Edit: Oh, sorry, you meant it in fanfiction. For a moment I thought this was a Western Animation thread put in the wrong forum.
edited 22nd May '12 3:49:57 PM by NapoleonDeCheese
Original myth isn't any more brutal or cynical than any other myth. Hell, you want cynical You Can't Fight Fate just look at friggin Oedipus or Sisyphus. Heracles is actually pretty light and fluffy in comparison - massively strong guy who has a bit of a habit of going berserk and killing his family because Hera doesn't like him. Has to go into indentured servitude, accomplish ten fantastic labors, then Hera goes "lolnope that doesn't count" and he has to do two more.
Far as depressing goes, I always thought the story of Jason was the biggest downer. After all that, guy ends up dying alone.
Problem with doing any sort of combination with the Disney version is that pretty much none of this is in the Disney version. They just went and did their own completely different thing. Hell, they could've named the characters pretty much anything else and nobody'd notice the difference.
Well, think of it as a crossover between completely different universes.
Darkness cannot drive out darkness; only light can do that. Hate cannot drive out hate; only love can do that.Plus, there's nothing wrong with going and doing our completely different thing ourselves, basing ourselves only in the loosest sense on the myths and Disney.
Suppose we had Greek Mythology happen in the moden day, but not in a Fantasy Kitchen Sink. Rather, as an allegory, a theme, that replaces the sotries in their universal context.
For example, Ulysses's startup company is currently in the process of being hostile-OPA'd by the snooty, sadistic heir to one of the most vast banking empires of the world: truly a sea of money. However, Ulysses is able to exploit the one-dimensional way this kid has of the world to con him into cutting off his own access to the market's information brokers, and losing his reputation in the process. Then he takes advantage of that blindness to remove his assets from that kid's power through an unrelated sale that needed to be done very quickly because of his plummetting values. However, he is stupid enough to actually inform the rich brat about exactly how he screwed him over, and the brat asked his father to completely fuck up Ulysses' financial operations.
No-one wants to loan Ulysses money anymore, people keep deliberately messing with his values, and he embarks on a long, gruelling journey to obtain the trust funds and the holders that will help him reach home: financial safety, and that his product finally reach the public, who have been expecting it and shunning the competitors.
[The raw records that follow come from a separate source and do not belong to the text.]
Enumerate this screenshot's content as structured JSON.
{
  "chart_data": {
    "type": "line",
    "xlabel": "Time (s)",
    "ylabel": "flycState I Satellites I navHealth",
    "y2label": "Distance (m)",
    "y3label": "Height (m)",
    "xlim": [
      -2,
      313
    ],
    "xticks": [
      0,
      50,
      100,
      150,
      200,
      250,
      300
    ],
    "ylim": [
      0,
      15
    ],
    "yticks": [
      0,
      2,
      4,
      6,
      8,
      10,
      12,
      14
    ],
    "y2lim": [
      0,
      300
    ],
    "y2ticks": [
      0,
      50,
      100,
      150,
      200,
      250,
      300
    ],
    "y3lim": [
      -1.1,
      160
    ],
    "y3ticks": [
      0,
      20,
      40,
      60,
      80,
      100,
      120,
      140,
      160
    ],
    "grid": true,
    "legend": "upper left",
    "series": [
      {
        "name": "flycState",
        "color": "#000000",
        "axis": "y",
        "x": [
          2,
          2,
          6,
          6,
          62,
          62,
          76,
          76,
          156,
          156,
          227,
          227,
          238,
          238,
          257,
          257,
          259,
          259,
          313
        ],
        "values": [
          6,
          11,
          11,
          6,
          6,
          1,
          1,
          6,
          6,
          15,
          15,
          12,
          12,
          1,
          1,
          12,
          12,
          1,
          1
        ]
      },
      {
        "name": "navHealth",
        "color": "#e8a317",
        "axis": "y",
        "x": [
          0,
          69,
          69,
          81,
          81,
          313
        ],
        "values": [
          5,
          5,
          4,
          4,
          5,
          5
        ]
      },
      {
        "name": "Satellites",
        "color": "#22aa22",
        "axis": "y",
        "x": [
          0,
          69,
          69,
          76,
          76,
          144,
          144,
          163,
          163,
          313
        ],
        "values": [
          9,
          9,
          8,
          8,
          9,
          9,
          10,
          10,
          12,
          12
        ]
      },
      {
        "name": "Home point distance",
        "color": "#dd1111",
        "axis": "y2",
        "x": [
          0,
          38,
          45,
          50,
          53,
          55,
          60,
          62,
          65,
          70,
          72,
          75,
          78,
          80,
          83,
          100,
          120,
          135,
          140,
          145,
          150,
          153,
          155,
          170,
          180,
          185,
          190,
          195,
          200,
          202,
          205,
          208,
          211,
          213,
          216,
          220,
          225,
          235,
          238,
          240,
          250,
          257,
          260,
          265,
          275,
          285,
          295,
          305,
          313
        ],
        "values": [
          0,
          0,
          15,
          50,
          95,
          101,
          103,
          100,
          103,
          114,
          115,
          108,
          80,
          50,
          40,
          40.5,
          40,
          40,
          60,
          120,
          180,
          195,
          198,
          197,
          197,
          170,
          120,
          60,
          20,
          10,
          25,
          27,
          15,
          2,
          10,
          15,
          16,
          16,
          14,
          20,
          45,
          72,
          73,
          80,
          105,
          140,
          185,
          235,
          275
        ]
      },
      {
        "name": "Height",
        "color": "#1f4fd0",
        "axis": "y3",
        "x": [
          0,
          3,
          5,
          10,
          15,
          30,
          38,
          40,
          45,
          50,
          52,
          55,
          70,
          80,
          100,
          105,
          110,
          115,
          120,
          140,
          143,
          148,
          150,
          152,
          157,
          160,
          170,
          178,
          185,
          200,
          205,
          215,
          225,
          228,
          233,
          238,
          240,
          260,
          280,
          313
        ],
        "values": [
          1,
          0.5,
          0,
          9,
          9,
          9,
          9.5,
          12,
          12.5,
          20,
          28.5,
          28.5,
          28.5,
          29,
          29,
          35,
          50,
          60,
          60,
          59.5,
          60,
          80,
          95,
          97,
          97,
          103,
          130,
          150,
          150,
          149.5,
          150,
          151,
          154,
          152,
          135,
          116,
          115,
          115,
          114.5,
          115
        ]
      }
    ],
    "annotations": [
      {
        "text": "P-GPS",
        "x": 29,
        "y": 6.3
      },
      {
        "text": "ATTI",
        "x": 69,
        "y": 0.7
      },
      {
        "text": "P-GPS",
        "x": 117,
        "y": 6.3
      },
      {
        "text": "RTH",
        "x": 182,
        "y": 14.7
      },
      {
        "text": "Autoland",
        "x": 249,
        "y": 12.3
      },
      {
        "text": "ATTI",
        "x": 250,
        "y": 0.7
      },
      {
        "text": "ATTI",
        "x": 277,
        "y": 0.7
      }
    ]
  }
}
However, by the time it's done, it's too late, the product is outdated and there's no place for it in the modren world.
Or something like that.
You mean kinda like how the Coen Bros. took The Odyssey and made O Brother Where Art Thou
edited 29th May '12 1:47:46 PM by Pannic
Probably. But with an actual Disney-Musical-Sounding-like-a-self-help-book attitude.
Darkness cannot drive out darkness; only light can do that. Hate cannot drive out hate; only love can do that.
I was watching "I can hold the distance" from Disney's Hercules, and, well, there was Zeus doing his Brian Blessed impression, and I thought of what the real myth of Hercules entailed and what sort of person Zeus was, and how to reconcile the two. What if Amphitryon and his wife were in fact unable to have a child, and only Zeus's miraculous seed could overcome that? What if neither of them was expecting it, and it came as a blessing? What if Hera's attitude to Herakles ("Hera's Glory", his birth name was Alcaeus, or maybe Alcides) was more complex than a Woman Scorned? Perhaps something Snape-ish?
How does one reconcile the extreme brutality and cynicism of the original myth with Disney's Broadway Muscial "keep it bright, keep it light, keep it gay" mentality, as well as maintaining an overall epic The Hero's Journey monomythic feel?
And, of course, same for the other works...
edited 22nd May '12 8:34:13 AM by TheHandle
Darkness cannot drive out darkness; only light can do that. Hate cannot drive out hate; only love can do that.